Now for those of you who, like me, are fans of literature and the arts and indeed of Shakespeare the title of this post bares little reference to Shakespeare’s play The Tempest and more reference to the word’s meaning – although I do of course accept that there are similarities between the play’s circumstances and those of my own.

Indeed in terms of the tempestuousness of my current situation I (much like Prospero) find myself set adrift and indeed very much stranded by circumstance and my own mental health.
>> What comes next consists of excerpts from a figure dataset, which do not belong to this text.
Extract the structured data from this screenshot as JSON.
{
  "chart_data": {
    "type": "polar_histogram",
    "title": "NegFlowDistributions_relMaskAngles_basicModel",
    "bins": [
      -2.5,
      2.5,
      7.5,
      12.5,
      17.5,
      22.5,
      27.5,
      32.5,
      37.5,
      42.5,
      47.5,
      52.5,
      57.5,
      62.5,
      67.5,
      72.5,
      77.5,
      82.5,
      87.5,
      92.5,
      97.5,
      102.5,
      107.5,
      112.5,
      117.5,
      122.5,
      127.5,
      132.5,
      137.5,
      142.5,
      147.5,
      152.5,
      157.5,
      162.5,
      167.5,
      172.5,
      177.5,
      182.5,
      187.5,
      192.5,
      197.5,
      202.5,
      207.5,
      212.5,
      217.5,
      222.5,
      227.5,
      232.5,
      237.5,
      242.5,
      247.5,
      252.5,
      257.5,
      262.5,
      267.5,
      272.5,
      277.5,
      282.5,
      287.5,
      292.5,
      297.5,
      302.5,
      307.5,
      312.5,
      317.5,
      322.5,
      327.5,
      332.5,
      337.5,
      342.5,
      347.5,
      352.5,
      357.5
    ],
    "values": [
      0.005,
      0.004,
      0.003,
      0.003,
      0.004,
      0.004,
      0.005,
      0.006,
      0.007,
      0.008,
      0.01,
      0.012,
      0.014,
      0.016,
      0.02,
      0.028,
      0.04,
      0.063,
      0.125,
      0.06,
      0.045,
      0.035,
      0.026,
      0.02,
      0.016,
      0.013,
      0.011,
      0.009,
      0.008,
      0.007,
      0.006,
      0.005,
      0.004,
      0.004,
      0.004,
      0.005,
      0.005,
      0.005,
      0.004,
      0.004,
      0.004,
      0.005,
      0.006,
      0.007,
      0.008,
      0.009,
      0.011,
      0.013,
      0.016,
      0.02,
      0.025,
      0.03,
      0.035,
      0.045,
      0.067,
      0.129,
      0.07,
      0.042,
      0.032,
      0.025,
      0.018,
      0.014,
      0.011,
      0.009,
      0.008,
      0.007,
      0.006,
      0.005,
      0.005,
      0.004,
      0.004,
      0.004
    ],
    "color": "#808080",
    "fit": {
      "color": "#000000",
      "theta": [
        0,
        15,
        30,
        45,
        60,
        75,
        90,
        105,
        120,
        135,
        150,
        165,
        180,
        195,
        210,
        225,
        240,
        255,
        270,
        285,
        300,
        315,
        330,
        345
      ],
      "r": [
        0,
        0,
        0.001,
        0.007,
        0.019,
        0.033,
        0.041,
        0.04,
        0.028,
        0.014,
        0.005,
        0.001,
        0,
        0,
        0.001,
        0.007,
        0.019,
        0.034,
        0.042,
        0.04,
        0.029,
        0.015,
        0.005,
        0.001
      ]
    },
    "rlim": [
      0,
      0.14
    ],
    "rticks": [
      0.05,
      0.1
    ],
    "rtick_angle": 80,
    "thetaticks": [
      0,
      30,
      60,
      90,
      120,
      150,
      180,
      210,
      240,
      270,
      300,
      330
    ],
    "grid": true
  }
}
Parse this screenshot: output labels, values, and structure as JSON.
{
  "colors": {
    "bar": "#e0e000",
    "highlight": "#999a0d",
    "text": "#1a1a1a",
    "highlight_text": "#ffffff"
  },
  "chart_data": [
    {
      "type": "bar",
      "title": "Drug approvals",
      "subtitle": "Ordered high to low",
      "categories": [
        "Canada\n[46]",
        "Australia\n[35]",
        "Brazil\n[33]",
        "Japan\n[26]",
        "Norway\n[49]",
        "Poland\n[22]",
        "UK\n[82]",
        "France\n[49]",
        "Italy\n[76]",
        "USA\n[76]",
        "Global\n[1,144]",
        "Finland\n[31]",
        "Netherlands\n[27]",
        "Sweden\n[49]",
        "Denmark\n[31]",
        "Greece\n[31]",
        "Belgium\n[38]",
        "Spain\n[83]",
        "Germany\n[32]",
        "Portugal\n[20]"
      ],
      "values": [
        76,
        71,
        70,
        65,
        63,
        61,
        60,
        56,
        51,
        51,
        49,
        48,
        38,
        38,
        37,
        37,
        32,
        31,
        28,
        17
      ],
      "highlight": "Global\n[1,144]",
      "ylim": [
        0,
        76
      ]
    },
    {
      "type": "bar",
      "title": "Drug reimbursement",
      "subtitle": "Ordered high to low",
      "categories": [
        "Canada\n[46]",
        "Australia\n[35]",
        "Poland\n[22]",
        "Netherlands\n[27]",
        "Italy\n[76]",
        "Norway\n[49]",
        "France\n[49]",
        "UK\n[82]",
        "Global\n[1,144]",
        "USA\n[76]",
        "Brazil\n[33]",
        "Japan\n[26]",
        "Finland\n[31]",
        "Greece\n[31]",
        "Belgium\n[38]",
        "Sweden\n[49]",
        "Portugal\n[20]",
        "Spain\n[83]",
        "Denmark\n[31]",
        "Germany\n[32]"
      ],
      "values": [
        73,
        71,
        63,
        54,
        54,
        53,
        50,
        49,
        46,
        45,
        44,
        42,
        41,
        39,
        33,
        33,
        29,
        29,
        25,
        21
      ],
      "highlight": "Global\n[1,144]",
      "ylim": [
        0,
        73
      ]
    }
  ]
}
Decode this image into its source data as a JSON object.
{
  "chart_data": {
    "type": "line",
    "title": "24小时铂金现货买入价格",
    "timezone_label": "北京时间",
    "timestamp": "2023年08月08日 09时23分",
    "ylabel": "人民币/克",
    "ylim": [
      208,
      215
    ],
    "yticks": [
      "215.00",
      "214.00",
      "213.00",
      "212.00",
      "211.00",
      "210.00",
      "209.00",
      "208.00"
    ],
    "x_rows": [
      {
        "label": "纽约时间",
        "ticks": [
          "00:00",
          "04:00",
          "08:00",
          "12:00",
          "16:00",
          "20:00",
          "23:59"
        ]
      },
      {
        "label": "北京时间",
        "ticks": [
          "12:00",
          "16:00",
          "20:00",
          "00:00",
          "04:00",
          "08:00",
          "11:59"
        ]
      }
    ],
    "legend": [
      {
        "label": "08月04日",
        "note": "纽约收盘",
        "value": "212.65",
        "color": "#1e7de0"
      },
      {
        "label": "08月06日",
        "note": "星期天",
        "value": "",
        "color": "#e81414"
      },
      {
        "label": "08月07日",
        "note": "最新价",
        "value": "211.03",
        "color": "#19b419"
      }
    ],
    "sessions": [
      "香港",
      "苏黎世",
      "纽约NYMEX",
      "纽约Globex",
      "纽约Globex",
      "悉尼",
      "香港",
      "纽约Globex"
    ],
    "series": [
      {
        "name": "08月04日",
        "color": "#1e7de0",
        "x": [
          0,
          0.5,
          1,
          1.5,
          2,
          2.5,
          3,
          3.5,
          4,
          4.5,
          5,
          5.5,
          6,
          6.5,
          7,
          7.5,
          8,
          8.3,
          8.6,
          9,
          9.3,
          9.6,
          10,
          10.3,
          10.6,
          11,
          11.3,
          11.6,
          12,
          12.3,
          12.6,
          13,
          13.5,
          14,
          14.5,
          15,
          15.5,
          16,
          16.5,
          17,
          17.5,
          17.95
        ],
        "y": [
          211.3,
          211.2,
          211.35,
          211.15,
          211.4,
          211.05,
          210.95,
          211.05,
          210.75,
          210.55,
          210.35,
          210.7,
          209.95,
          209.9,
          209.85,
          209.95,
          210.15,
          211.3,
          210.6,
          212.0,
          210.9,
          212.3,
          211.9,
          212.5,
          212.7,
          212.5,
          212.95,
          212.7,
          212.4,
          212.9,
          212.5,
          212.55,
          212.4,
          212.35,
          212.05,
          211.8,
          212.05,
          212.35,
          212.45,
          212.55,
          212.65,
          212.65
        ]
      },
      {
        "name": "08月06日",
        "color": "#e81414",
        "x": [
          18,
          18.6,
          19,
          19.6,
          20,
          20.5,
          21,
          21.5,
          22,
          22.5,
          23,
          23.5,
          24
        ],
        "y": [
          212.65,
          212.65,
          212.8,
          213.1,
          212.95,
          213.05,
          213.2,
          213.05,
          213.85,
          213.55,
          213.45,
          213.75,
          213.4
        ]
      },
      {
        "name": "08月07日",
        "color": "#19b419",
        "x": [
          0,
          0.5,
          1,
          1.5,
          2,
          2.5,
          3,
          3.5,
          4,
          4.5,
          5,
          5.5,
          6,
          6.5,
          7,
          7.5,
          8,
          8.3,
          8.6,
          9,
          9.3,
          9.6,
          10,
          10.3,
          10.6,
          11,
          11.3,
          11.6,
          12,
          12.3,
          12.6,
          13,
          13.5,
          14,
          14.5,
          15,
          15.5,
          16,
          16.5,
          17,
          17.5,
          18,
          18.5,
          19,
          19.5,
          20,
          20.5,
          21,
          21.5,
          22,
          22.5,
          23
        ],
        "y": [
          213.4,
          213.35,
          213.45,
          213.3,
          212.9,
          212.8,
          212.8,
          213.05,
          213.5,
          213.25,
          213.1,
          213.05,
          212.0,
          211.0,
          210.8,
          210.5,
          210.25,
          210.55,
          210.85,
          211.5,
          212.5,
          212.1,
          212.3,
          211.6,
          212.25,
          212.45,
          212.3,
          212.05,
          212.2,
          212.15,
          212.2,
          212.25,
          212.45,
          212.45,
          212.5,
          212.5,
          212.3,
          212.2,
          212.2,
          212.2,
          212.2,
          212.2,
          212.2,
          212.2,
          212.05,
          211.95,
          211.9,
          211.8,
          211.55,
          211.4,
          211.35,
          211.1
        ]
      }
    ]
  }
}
I am isolated and I know it. There are storms and I feel them. I cannot sleep despite all attempts to sleep. I am in this beautiful world so very much alone within the island prison of my mental health issues. Unlike Prospero I have no Miranda to keep me company and indeed am left with the thoughts and voices that haunt me and that, much like Caliban, are deformed and monsterous and unlike Prospero and Caliban’s relationship seemed to have saught out and adopted me not the other way around and which (again unlike the former) seek to destroy as opposed to teaching to survive.

I am taking my meds, I am eating healthily, I am doing what I can and yet the tempestuous times still haunt and surround and imprison me. I yearn for the final curtain. I grow weary. I tire, so very deeply tire of the voices which ask, “Canst thou remeber, A time before we came unto this cell?”